KVNE
- Tyler, Texas; United States;
- Broadcast area: Tyler-Longview area
- Frequency: 89.5 MHz
- Branding: 89.5 KVNE

Programming
- Language: English
- Format: Christian adult contemporary

Ownership
- Owner: Encouragement Media Group; (Educational Radio Foundation of East Texas, Inc.);
- Sister stations: KZWL; KLFZ; KELW; KHFZ;

History
- First air date: September 29, 1983
- Call sign meaning: Vine (former branding)

Technical information
- Licensing authority: FCC
- Facility ID: 18758
- Class: C1
- ERP: 96,000 watts
- HAAT: 278 meters (912 ft)
- Transmitter coordinates: 32°32′21.00″N 95°13′16.00″W﻿ / ﻿32.5391667°N 95.2211111°W
- Repeaters: 89.1 KVSE (Blanchard, Louisiana); 93.3 KVNB (Bryant, Arkansas);

Links
- Public license information: Public file; LMS;
- Website: kvne.com

= KVNE =

Christian radio station in Tyler, Texas

KVNE (89.5 FM) is a radio station licensed to Tyler, Texas, United States, owned by Encouragement Media Group, and serving the Tyler-Longview market with a Christian adult contemporary format.

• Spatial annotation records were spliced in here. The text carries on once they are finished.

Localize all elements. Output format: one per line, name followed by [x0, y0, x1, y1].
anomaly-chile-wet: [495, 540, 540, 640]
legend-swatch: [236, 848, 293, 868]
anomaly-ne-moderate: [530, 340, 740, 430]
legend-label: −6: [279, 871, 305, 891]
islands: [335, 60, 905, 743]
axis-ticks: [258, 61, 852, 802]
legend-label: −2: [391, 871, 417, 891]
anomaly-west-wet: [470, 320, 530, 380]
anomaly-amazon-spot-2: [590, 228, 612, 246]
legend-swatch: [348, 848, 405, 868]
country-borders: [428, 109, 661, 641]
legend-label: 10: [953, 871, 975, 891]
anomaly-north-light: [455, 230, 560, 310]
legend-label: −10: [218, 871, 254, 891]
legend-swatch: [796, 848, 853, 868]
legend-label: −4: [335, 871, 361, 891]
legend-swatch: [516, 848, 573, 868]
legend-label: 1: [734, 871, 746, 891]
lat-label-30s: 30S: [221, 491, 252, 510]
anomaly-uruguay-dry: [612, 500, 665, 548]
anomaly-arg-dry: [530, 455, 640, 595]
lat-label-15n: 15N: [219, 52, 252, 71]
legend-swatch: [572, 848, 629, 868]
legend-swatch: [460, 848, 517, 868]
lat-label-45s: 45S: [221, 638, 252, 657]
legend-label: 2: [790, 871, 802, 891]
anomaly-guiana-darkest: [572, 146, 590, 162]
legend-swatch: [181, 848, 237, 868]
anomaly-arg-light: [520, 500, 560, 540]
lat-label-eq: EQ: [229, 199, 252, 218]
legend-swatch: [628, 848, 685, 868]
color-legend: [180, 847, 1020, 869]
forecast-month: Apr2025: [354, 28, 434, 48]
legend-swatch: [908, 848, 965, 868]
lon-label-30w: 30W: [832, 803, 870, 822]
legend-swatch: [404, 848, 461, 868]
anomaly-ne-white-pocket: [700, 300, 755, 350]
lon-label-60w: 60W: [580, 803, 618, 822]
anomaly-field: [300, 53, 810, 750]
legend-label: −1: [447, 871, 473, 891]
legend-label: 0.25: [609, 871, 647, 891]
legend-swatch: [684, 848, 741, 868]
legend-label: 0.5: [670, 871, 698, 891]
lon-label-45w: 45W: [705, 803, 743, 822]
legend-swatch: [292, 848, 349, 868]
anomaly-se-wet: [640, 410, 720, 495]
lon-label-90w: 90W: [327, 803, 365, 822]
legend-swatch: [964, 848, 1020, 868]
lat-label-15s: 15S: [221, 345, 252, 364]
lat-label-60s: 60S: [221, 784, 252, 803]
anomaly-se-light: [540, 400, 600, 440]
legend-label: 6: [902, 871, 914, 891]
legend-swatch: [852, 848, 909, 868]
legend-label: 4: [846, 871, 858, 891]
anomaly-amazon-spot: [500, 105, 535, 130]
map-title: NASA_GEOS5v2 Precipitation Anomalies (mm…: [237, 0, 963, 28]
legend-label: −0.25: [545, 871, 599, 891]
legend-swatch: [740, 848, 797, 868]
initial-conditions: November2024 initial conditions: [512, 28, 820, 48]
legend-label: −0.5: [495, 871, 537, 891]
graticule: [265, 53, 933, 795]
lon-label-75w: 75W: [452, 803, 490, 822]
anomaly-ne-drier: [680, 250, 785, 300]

Studio location for the station is at 7695 Old Jacksonville Highway in southwest Tyler.

== Translators ==
In addition to the main station, KVNE was once relayed to an additional 2 translators, in order to widen its broadcast area. 99.1 K256AT in Nacogdoches was later sold and moved out of the area, while 104.3 K282AM is now used to rebroadcast KIMP in Mt. Pleasant. KVNE was also previously heard on co-owned translator K214BE licensed to Shreveport, Louisiana, which has also since been sold.